To calculate the percentage error in the physical quantity \( x \) given by the relation \[ x = \frac{a^3 b^2}{\sqrt{cd}}, \] we need to consider the errors in the measurements of \( a \), \( b \), \( c \), and \( d \). The errors in these quantities are given as follows: - \( a \) has a percentage error of \( 1\% \) - \( b \) has a percentage error of \( 3\% \) - \( c \) has a percentage error of \( 4\% \) - \( d \) has a percentage error of \( 2\% \) ### Step 1: Identify the contributions to the error in \( x \) The formula for \( x \) involves powers of \( a \), \( b \), \( c \), and \( d \). The general rule for calculating the percentage error in a product or quotient is that the percentage errors are added, weighted by their respective powers.

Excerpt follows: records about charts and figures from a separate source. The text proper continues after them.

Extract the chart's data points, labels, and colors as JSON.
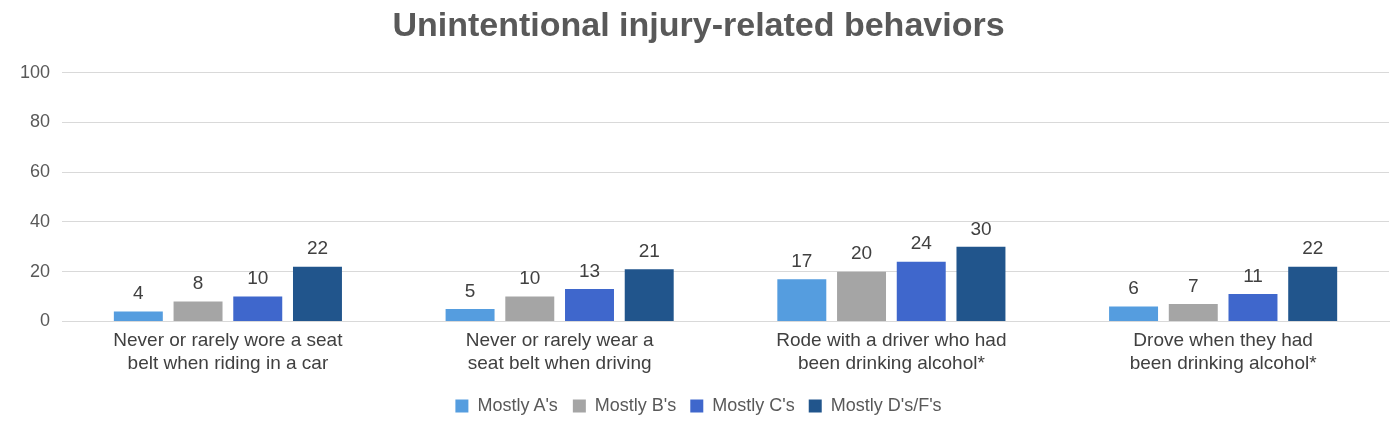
{
  "chart_data": {
    "type": "bar",
    "title": "Unintentional injury-related behaviors",
    "categories": [
      "Never or rarely wore a seat belt when riding in a car",
      "Never or rarely wear a seat belt when driving",
      "Rode with a driver who had been drinking alcohol*",
      "Drove when they had been drinking alcohol*"
    ],
    "series": [
      {
        "name": "Mostly A's",
        "color": "#559ddf",
        "values": [
          4,
          5,
          17,
          6
        ]
      },
      {
        "name": "Mostly B's",
        "color": "#a5a5a5",
        "values": [
          8,
          10,
          20,
          7
        ]
      },
      {
        "name": "Mostly C's",
        "color": "#3f67cc",
        "values": [
          10,
          13,
          24,
          11
        ]
      },
      {
        "name": "Mostly D's/F's",
        "color": "#21558c",
        "values": [
          22,
          21,
          30,
          22
        ]
      }
    ],
    "ylim": [
      0,
      100
    ],
    "yticks": [
      0,
      20,
      40,
      60,
      80,
      100
    ],
    "grid": "y",
    "legend": "bottom",
    "data_labels": true
  }
}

For the given relation: - The contribution from \( a \) is \( 3 \times \text{(percentage error in } a) \) - The contribution from \( b \) is \( 2 \times \text{(percentage error in } b) \) - The contribution from \( c \) is \( \frac{1}{2} \times \text{(percentage error in } c) \) - The contribution from \( d \) is \( \frac{1}{2} \times \text{(percentage error in } d) \) ### Step 2: Write the expression for the total percentage error in \( x \) The total percentage error in \( x \) can be expressed as: \[ \text{Percentage error in } x = 3 \times \text{(percentage error in } a) + 2 \times \text{(percentage error in } b) + \frac{1}{2} \times \text{(percentage error in } c) + \frac{1}{2} \times \text{(percentage error in } d) \] ### Step 3: Substitute the values of the percentage errors Now, substituting the given percentage errors: \[ \text{Percentage error in } x = 3 \times 1\% + 2 \times 3\% + \frac{1}{2} \times 4\% + \frac{1}{2} \times 2\% \] ### Step 4: Calculate each term Calculating each term: 1. \( 3 \times 1\% = 3\% \) 2. \( 2 \times 3\% = 6\% \) 3. \( \frac{1}{2} \times 4\% = 2\% \) 4. \( \frac{1}{2} \times 2\% = 1\% \) ### Step 5: Sum all contributions Now, summing all these contributions: \[ \text{Percentage error in } x = 3\% + 6\% + 2\% + 1\% = 12\% \] ### Final Answer Thus, the percentage error in \( x \) is \[ \boxed{12\%}. \]